New Products/Services
Commercial invoicing has commenced for EV components, specifically battery chargers and motor controllers, which are expected to be significant growth drivers.
Market Expansion
Expansion into the EV segment and increasing the customer base for the ADC business in South India and Pune.
Strategic Alliances
The company has 5 Joint Ventures (JVs), all of which are now PAT positive and registered a revenue growth of 68.57% (calculated on a 50% partnership basis).
External Factors
Industry Trends
The industry is shifting toward Electric Vehicles (EVs); Sandhar is positioning itself by starting commercial production of battery chargers and motor controllers. The overall auto component industry grew by 7.4% while PVs lagged.
Competitive Landscape
The company competes in the die-casting and auto-component space, facing pressure from high input costs and sector-specific degrowth in passenger vehicles.
Competitive Moat
Sandhar's moat is built on its diversified product portfolio (ADC, EV components, JVs) and its ability to turn around acquisitions like Sundaram-Clayton. The 5 PAT-positive JVs provide a stable profit cushion.
Macro Economic Sensitivity
The company noted a 1.5% degrowth in the passenger vehicle segment, indicating sensitivity to domestic auto industry cycles.
Consumer Behavior
Shift toward EVs is driving the company's R&D and production focus toward battery-related electronics.
Geopolitical Risks
Management is monitoring the final arrangements between the European Union and US markets, which may impact overseas revenue stability.
Regulatory & Governance
Industry Regulations
The company operates under a Risk Management Committee (RMC) that monitors operational, technological, and cyber security risks in accordance with SEBI Listing Regulations.
Legal Contingencies
The company reported NIL investor complaints pending at the end of FY 2024-25.
Risk Analysis
Key Uncertainties
The primary uncertainty is the timeline for the overseas business turnaround, currently projected for April 2026. Any delay in volume ramp-up at the Pune and South India ADC plants could further dilute margins.

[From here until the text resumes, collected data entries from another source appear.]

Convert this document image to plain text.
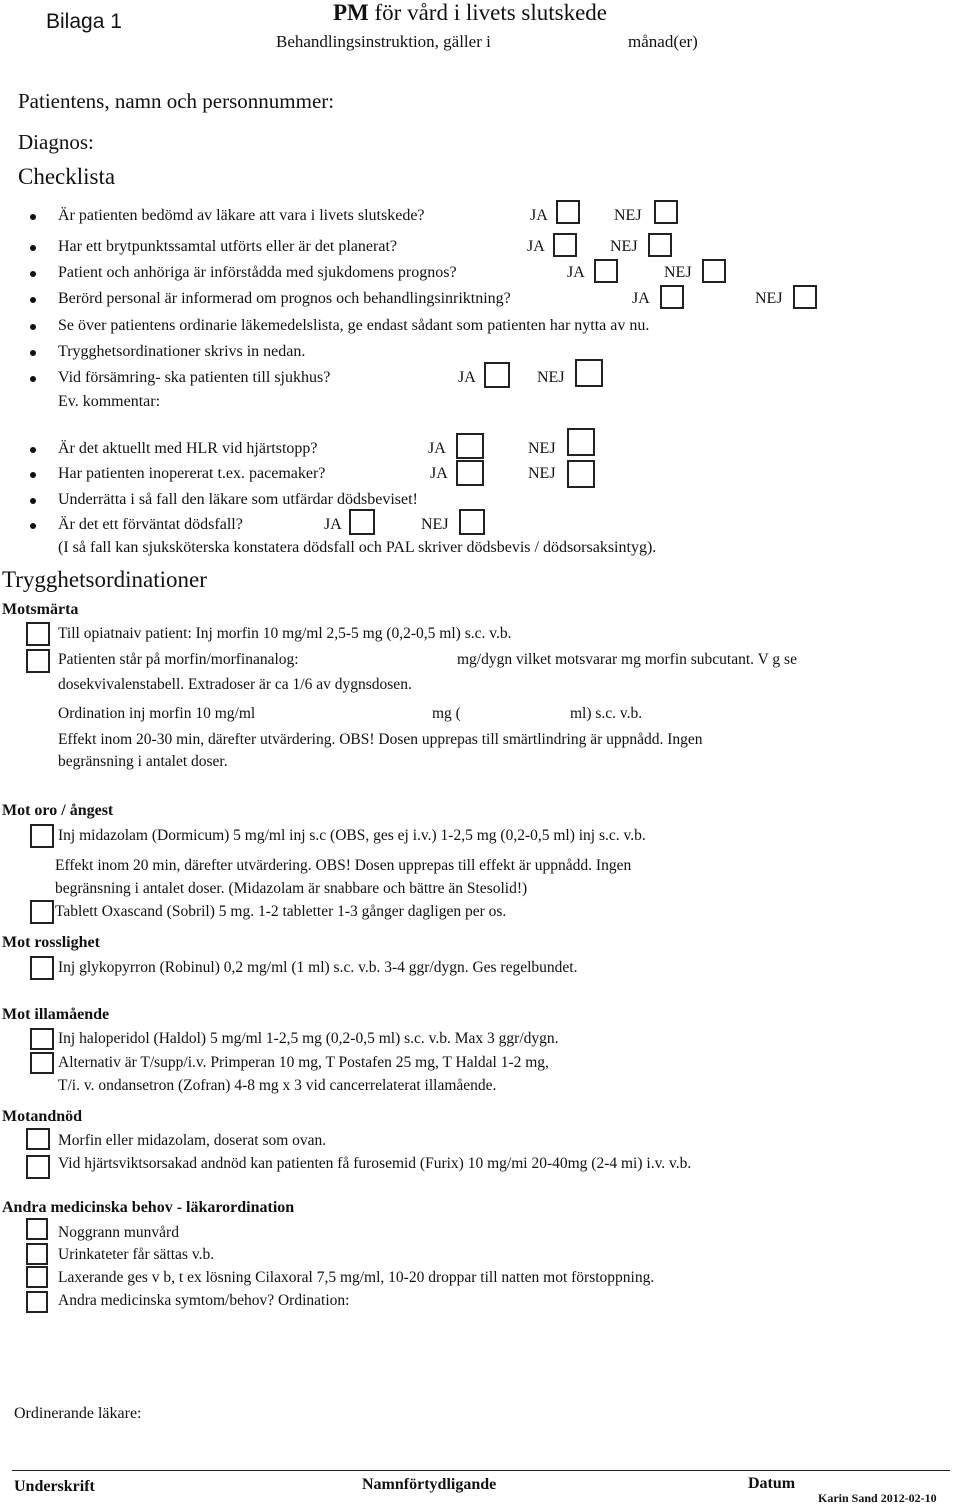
Bilaga 1	PM för vård i livets slutskede
Behandlingsinstruktion, gäller i	månad(er)
Patientens, namn och personnummer:
Diagnos:
Checklista
Är patienten bedömd av läkare att vara i livets slutskede?	JA	NEJ
Har ett brytpunktssamtal utförts eller är det planerat?	JA	NEJ
Patient och anhöriga är införstådda med sjukdomens prognos?	JA	NEJ
Berörd personal är informerad om prognos och behandlingsinriktning?	JA	NEJ
Se över patientens ordinarie läkemedelslista, ge endast sådant som patienten har nytta av nu.
Trygghetsordinationer skrivs in nedan.
Vid försämring- ska patienten till sjukhus?	JA	NEJ
Ev. kommentar:
Är det aktuellt med HLR vid hjärtstopp?	JA	NEJ
Har patienten inopererat t.ex. pacemaker?	JA	NEJ
Underrätta i så fall den läkare som utfärdar dödsbeviset!
Är det ett förväntat dödsfall?	JA	NEJ
(I så fall kan sjuksköterska konstatera dödsfall och PAL skriver dödsbevis / dödsorsaksintyg).
Trygghetsordinationer
Motsmärta
Till opiatnaiv patient: Inj morfin 10 mg/ml 2,5-5 mg (0,2-0,5 ml) s.c. v.b.
Patienten står på morfin/morfinanalog:	mg/dygn vilket motsvarar mg morfin subcutant. V g se
dosekvivalenstabell. Extradoser är ca 1/6 av dygnsdosen.
Ordination inj morfin 10 mg/ml	mg (	ml) s.c. v.b.
Effekt inom 20-30 min, därefter utvärdering. OBS! Dosen upprepas till smärtlindring är uppnådd. Ingen
begränsning i antalet doser.
Mot oro / ångest
Inj midazolam (Dormicum) 5 mg/ml inj s.c (OBS, ges ej i.v.) 1-2,5 mg (0,2-0,5 ml) inj s.c. v.b.
Effekt inom 20 min, därefter utvärdering. OBS! Dosen upprepas till effekt är uppnådd. Ingen
begränsning i antalet doser. (Midazolam är snabbare och bättre än Stesolid!)
Tablett Oxascand (Sobril) 5 mg. 1-2 tabletter 1-3 gånger dagligen per os.
Mot rosslighet
Inj glykopyrron (Robinul) 0,2 mg/ml (1 ml) s.c. v.b. 3-4 ggr/dygn. Ges regelbundet.
Mot illamående
Inj haloperidol (Haldol) 5 mg/ml 1-2,5 mg (0,2-0,5 ml) s.c. v.b. Max 3 ggr/dygn.
Alternativ är T/supp/i.v. Primperan 10 mg, T Postafen 25 mg, T Haldal 1-2 mg,
T/i. v. ondansetron (Zofran) 4-8 mg x 3 vid cancerrelaterat illamående.
Motandnöd
Morfin eller midazolam, doserat som ovan.
Vid hjärtsviktsorsakad andnöd kan patienten få furosemid (Furix) 10 mg/mi 20-40mg (2-4 mi) i.v. v.b.
Andra medicinska behov - läkarordination
Noggrann munvård
Urinkateter får sättas v.b.
Laxerande ges v b, t ex lösning Cilaxoral 7,5 mg/ml, 10-20 droppar till natten mot förstoppning.
Andra medicinska symtom/behov? Ordination:
Ordinerande läkare:
Underskrift	Namnförtydligande	Datum
Karin Sand 2012-02-10
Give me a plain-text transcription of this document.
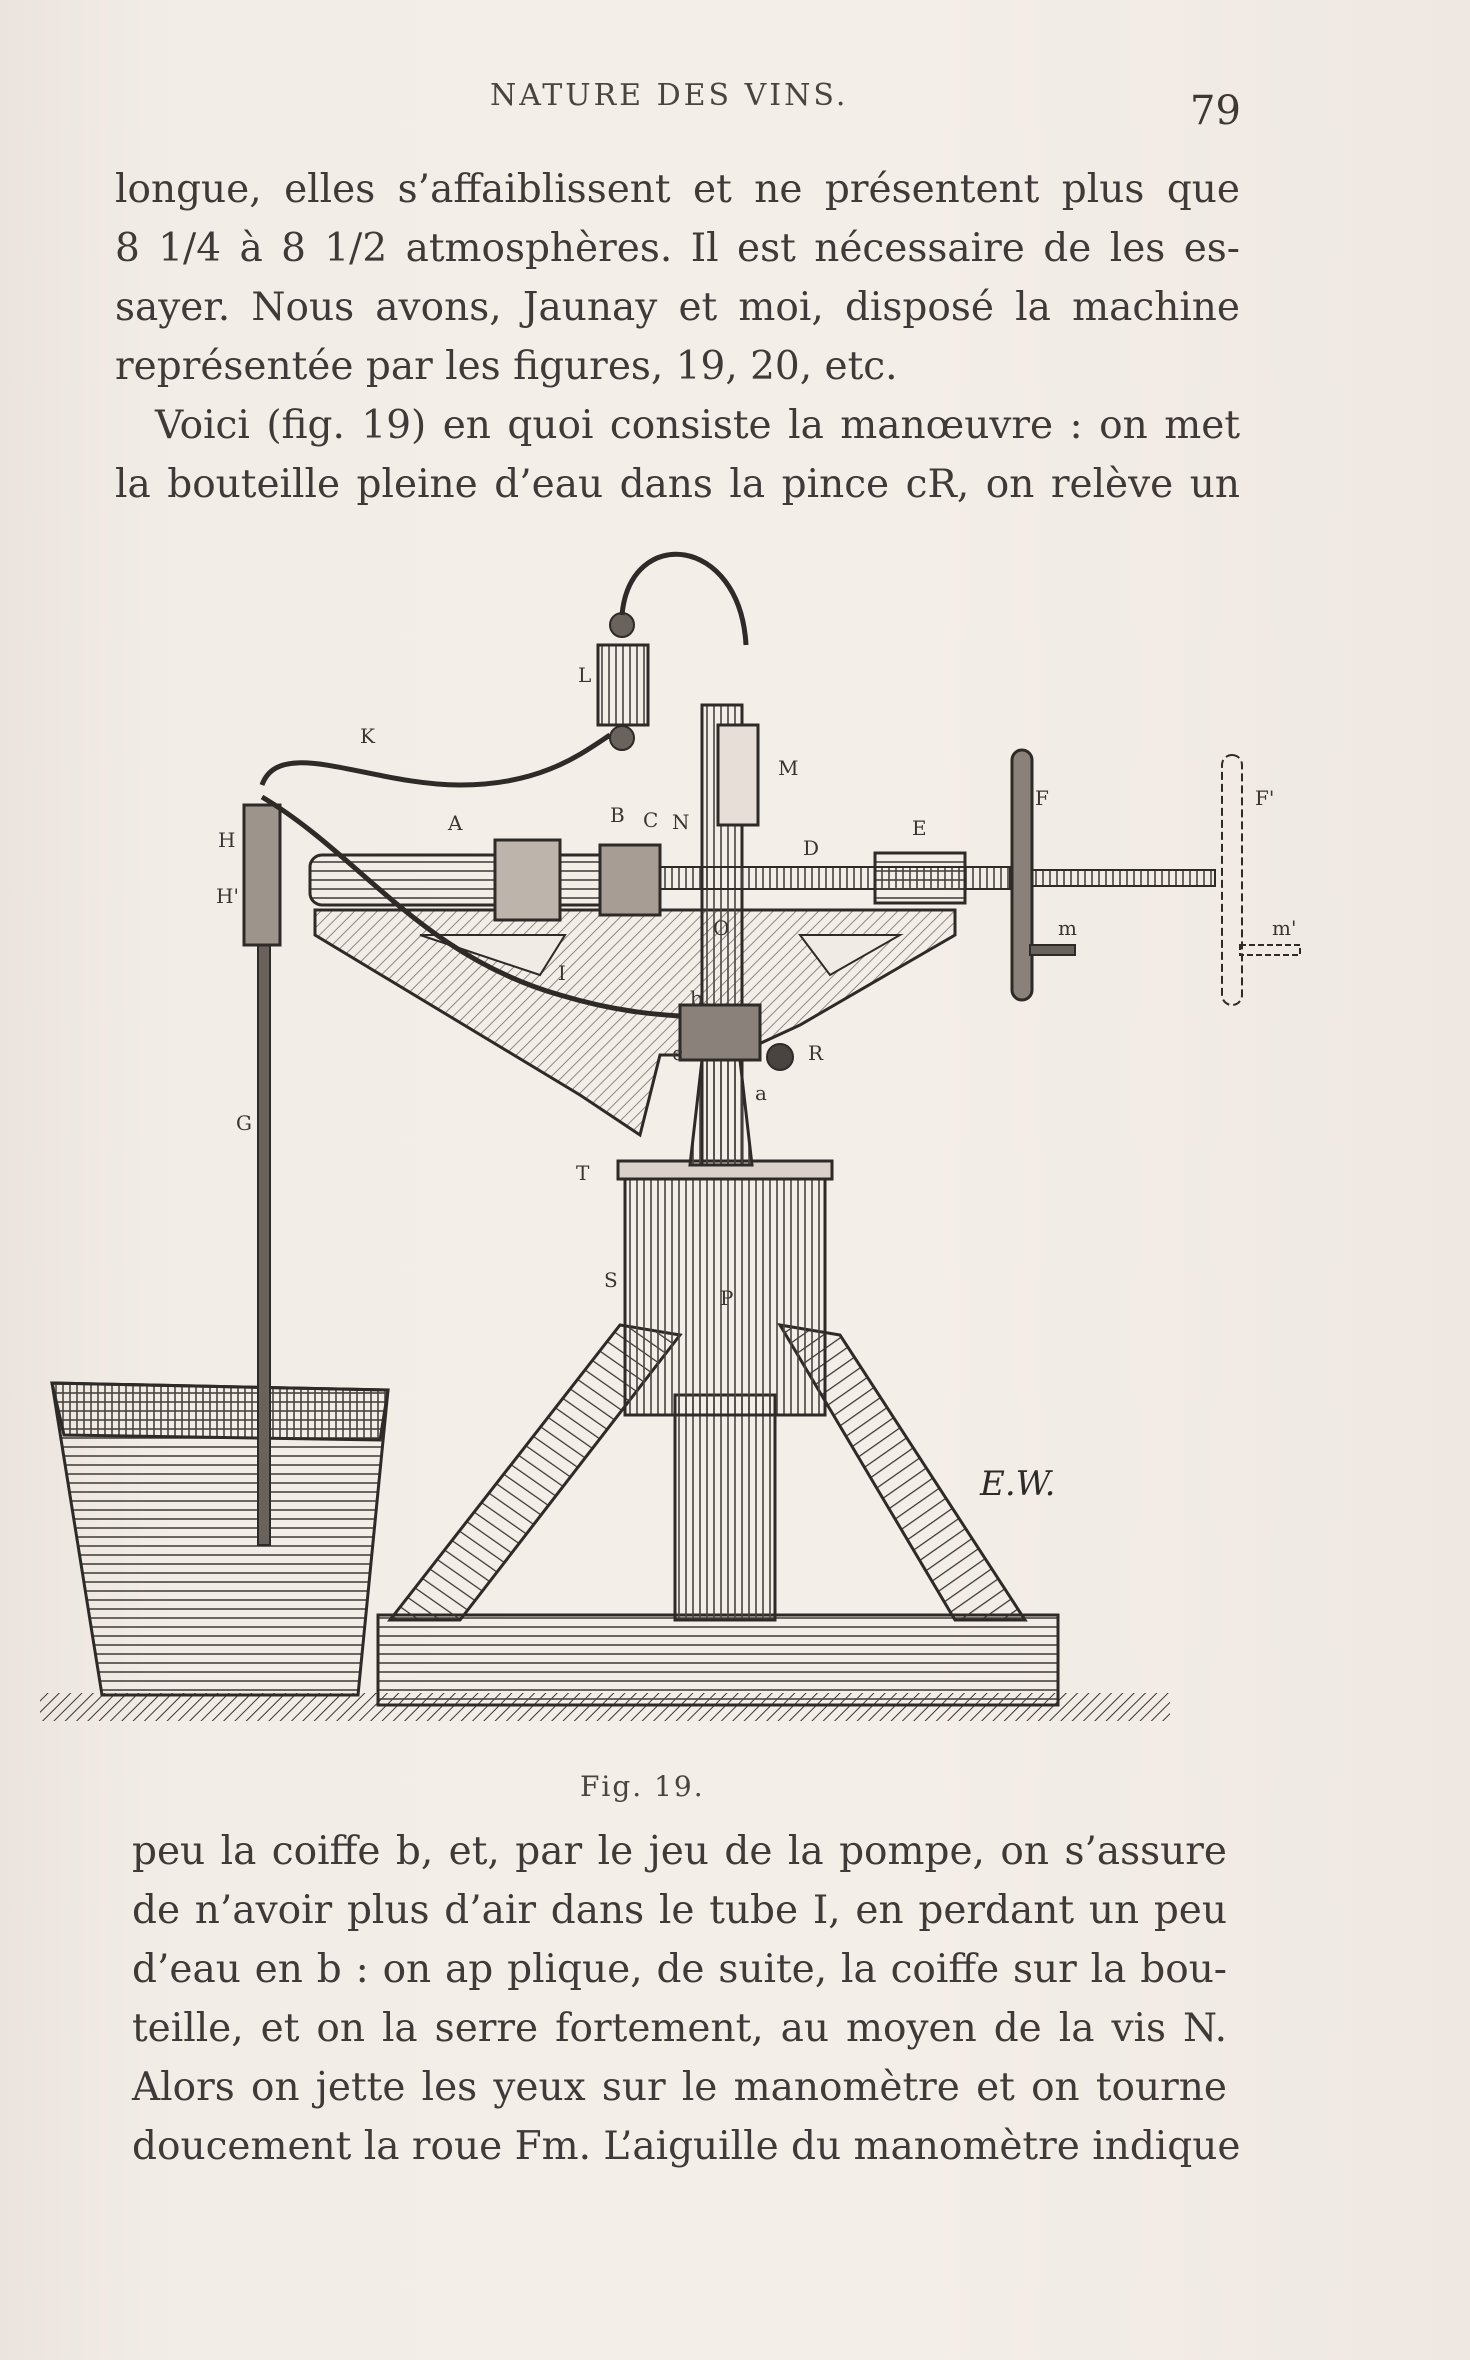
NATURE DES VINS.	79
longue, elles s’affaiblissent et ne présentent plus que
8 1/4 à 8 1/2 atmosphères. Il est nécessaire de les es-
sayer. Nous avons, Jaunay et moi, disposé la machine
représentée par les figures, 19, 20, etc.
Voici (fig. 19) en quoi consiste la manœuvre : on met
la bouteille pleine d’eau dans la pince cR, on relève un
L
K
M
H
H'
A	B C N
D
E
F	F'
m	m'
I
b
c	R
a
O
G
T
S
P
E.W.
Fig. 19.
peu la coiffe b, et, par le jeu de la pompe, on s’assure
de n’avoir plus d’air dans le tube I, en perdant un peu
d’eau en b : on ap plique, de suite, la coiffe sur la bou-
teille, et on la serre fortement, au moyen de la vis N.
Alors on jette les yeux sur le manomètre et on tourne
doucement la roue Fm. L’aiguille du manomètre indique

Geographic Concentration Risk
High concentration in India (33% growth), with overseas operations currently acting as a drag on consolidated EBT (loss of 0.60 Mn in Q2 FY26).
Third Party Dependencies
Dependency on JV partners for the 5 joint ventures, although all are currently performing satisfactorily and are PAT positive.
Technology Obsolescence Risk
The shift from internal combustion engines to EVs poses a risk; the company is mitigating this through its new EV component line.